Guest Author - James Shea
A literal prequel to Quake 2 and Quake 4, and a spiritual successor to Wolfenstein: Enemy Territory, "Enemy Territory: Quake Wars" is a team-and-class-based first person shooter.
The game revolves around the GDF - the human Global Defense Force - defending Earth against the Strogg, the murderous aliens encountered as enemies in Quake 2 and 4. Fighting in locations all over the world, the GDF must hold the Strogg back. Gameplay can be online or with bots, and usually takes place as a "campaign": three battles in similar locations (for example the "European" campaign or the "African" campaign.

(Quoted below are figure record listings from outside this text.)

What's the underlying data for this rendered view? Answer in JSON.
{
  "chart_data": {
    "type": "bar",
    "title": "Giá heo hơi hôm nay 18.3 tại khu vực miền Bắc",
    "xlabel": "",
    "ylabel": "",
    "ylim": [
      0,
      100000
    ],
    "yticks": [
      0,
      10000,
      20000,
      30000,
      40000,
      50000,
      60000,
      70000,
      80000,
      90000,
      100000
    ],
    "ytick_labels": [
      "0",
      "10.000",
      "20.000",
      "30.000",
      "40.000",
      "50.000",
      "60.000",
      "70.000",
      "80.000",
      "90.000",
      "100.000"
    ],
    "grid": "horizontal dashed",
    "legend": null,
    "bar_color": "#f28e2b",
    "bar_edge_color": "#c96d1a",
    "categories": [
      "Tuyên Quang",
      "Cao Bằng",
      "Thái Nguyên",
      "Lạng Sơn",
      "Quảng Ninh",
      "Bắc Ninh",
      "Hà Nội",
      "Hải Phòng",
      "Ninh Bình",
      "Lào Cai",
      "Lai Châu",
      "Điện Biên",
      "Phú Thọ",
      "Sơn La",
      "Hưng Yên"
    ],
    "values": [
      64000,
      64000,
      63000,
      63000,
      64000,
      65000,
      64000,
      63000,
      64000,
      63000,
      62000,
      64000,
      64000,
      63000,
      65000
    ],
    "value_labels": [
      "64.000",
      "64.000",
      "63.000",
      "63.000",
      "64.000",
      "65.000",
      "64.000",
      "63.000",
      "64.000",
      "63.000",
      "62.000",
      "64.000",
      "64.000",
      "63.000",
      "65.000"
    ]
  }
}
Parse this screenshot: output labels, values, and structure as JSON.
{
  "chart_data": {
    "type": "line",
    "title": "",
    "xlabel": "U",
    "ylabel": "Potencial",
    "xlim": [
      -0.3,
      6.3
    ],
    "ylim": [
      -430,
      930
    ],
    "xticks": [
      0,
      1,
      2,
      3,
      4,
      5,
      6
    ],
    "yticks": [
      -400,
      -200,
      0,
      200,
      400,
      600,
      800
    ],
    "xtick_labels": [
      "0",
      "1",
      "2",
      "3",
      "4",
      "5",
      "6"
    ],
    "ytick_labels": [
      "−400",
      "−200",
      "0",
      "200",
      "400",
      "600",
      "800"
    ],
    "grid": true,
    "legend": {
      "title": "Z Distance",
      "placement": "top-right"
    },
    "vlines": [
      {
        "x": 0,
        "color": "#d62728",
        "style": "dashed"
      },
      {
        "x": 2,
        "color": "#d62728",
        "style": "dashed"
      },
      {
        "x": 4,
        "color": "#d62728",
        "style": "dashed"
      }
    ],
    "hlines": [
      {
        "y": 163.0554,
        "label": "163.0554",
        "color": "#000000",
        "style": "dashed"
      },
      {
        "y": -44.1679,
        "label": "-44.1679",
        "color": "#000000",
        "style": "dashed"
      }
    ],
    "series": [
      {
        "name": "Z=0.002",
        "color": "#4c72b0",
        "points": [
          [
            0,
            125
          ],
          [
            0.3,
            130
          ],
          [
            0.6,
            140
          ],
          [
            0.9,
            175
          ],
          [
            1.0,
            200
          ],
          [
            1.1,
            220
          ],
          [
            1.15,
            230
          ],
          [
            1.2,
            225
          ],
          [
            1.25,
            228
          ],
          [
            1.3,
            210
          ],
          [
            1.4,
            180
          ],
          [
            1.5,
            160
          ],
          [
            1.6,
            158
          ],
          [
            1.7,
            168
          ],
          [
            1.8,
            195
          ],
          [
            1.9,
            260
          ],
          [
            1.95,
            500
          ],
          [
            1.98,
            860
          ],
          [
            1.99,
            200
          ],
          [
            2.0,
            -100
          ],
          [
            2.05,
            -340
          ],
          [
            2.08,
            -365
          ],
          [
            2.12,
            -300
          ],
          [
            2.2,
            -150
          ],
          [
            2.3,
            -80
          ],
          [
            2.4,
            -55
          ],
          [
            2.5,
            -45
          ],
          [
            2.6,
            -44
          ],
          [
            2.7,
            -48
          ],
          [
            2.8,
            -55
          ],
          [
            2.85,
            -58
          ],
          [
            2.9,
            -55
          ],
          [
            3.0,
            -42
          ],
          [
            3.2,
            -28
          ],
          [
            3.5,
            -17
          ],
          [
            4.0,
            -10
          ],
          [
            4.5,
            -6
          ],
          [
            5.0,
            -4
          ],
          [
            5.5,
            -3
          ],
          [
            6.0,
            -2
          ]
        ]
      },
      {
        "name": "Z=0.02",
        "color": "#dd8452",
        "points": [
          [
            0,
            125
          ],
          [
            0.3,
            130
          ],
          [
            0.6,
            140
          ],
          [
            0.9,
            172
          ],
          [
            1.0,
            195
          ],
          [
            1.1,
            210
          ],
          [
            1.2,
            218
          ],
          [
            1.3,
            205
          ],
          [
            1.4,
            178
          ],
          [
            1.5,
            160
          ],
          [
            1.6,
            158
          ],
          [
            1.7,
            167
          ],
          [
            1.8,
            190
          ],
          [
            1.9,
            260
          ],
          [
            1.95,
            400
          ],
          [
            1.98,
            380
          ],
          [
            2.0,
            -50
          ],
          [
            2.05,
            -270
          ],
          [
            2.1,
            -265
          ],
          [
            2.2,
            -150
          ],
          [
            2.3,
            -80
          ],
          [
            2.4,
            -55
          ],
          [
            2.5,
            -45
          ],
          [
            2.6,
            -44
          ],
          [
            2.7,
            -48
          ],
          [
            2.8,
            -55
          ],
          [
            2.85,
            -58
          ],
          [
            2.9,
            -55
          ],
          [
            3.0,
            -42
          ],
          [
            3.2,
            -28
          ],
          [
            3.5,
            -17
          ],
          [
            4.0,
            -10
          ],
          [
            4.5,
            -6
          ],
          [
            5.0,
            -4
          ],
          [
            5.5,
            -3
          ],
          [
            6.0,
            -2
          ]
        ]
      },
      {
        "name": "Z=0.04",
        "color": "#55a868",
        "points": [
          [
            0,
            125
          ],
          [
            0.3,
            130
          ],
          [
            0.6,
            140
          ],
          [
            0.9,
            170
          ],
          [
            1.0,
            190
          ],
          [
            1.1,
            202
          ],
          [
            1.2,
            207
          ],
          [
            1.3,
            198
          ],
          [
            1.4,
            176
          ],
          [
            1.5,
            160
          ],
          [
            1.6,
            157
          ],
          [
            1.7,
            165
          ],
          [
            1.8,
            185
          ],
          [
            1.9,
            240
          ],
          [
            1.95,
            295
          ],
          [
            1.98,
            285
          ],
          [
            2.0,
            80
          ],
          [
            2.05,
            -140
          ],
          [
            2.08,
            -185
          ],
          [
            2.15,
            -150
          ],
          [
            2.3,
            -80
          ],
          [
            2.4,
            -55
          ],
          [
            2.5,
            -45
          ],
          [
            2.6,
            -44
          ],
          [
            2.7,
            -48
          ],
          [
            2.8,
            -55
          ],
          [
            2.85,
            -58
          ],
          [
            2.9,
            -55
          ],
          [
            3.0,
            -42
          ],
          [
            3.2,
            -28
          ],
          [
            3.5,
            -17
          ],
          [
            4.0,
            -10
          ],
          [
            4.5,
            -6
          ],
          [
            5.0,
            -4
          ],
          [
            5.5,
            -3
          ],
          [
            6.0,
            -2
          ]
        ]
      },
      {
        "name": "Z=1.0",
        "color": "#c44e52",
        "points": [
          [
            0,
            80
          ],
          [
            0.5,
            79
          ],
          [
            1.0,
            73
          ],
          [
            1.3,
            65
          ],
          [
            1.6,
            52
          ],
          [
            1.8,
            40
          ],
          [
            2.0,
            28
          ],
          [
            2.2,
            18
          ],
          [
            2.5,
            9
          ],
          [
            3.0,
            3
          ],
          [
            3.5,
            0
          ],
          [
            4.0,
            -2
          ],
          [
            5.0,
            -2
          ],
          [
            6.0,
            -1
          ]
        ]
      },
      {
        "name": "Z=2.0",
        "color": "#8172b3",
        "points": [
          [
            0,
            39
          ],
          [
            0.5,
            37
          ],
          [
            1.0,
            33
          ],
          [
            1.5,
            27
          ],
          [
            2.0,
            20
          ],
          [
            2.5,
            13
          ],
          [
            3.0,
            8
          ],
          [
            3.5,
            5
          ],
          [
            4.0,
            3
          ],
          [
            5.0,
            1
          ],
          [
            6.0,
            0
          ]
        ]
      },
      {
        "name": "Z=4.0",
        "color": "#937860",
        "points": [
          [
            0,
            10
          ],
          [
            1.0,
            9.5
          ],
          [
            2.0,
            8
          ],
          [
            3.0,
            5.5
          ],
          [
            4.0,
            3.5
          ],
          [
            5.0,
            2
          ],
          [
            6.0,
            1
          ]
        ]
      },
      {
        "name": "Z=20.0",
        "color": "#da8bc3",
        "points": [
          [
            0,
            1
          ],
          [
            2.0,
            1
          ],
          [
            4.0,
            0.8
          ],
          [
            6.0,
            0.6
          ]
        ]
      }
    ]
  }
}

There are five classes in the game. Soldiers carry explosives, and also have the widest choice of weapons in the game - regular assault rifles, machine guns, shotguns, and rocket launchers, as well as a stronger pistol than normal. Field Ops can deploy artillery pieces and call in artillery (from the deployed weapon) and airstrikes. Furthermore, GDF Field Ops can give ammo to their fellow soldiers, while "Oppressors", the Strogg equivalent, can deploy tactical shields. Engineers can build automated turrets - either anti-personnel, anti-vehicle, or anti-artillery (shooting down incoming shells) - as well as repair vehicles. Finally, Covert Ops act as the sneaks and snipers of the game. With access to gadgets like radar stations, smoke grenades, and mini-radar devices (for the GDF) and teleporters and remote drones (for the Strogg), the Covert Ops is more based on stealth and intelligence. In addition, there are many vehicles
Objectives are both map and class-based. For example, on one map an engineer might be required to rebuild a bridge so the unit can advance. Later, a cover ops might need to disable a shield generator. More mundane objectives are also available; things like building or destroying deployables (depending on which class you are) rewards the player with experience basically for playing his class right. The maps have a lot of variety, and they cover the whole world - from African valleys to European plains to Japanese sewer systems. Their objectives tend to be simple, but require the coordinated efforts of the team and all its members. Each of the classes gets experience from completing objectives and destroying enemies that carries over a three-level campaign. Leveling up gets you new weapons, increases your class abilities, and your general stats.
The graphics are decent, but even turned up all the way, they're not extraordinary. The sound is less impressive, and sounds really unprofessional. Neither is really a bonus for the game, but they're not really bad enough to distract, either. As a whole, this game has some neat ideas and gameplay, but there are a few little things that drag it down.